Review: Oh what a beautiful love letter to food this book was and I loved it. I want more from Bluebell and whilst we're at it if there's any cake going a slice of that too!
I was hungry with every page, and it made me consider the food I was eating, thinking about how Bluebell would describe it, making up silly descriptions as I was cooking and eating. Because this was about so much more than just food, but the enjoyment and empowerment of it, the benefits food can have and the way it brings people together.
Bluebell is fat and this isn't a slur for her its just a fact.. It is something she has owned and is boldly unapologetic about. Good for her. We need more body positive characters in a time where we're all made to feel some kind of way about the way we look and what we should and shouldn't be putting into our bodies. SOMETIMES I JUST WANT TWO DOUGHNUTS! Its a message we all struggle with, and struggle to accept but this book was great because it didn't look her weight as an issue, instead it was full of BB's bliss view on eating, for the enjoyment and appreciation she had from sourcing the ingredients to cooking and enjoying the food. And theeeen how that can also fit into a healthy lifestyle (avocado's are a super food don't ya know). It wasn't preachy, it was progressive to how things like eating right and exercise are important for your health, but don't have to be these extremely micromanaged diets. Every body is beach body ready....Fish and Chips by the seaside would be ideal right now ( you see what I mean).

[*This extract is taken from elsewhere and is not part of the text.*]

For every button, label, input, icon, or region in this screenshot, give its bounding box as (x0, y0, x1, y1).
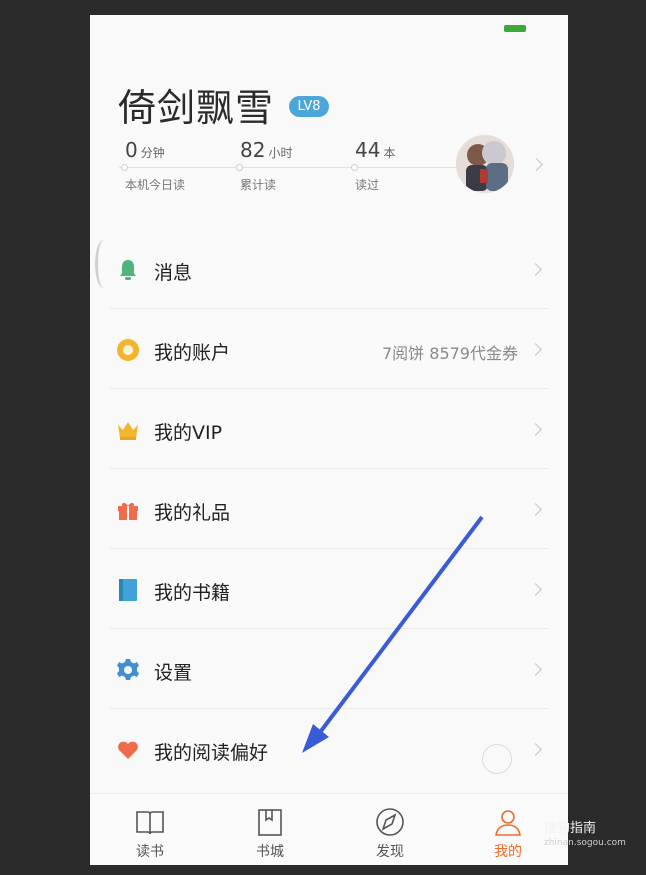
watermark-url: zhinan.sogou.com (544, 838, 626, 848)
watermark-brand: 搜狗指南 (544, 821, 597, 836)
watermark: 搜狗指南 zhinan.sogou.com (544, 817, 626, 848)
annotation-arrow (302, 515, 484, 753)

Written in this fluid and open conversational tone you were intimately a part of Bluebells life, the words gushing out on the page where it became so much more than a food diary. Bluebell was just a normal girl who asked the questions every 16 year old should be... how do I know what I want to be doing, what do I even want to be doing now and why can't the person i work with and fancy love me too. We've all asked those questions before and we're all still asking them now. Bluebell, her sister, her parents and her friends all felt like people we could know, there were relateable moments all over the place...although if anyone played bum cheeks I have questions!, moments that made you want to hug someone and moments that make you smile.
This is the kind of book that you want to go to the park with on a Sunday afternoon and you'll devour it in one go. But bring a picnic because you will want to eat, and enjoy and get your life.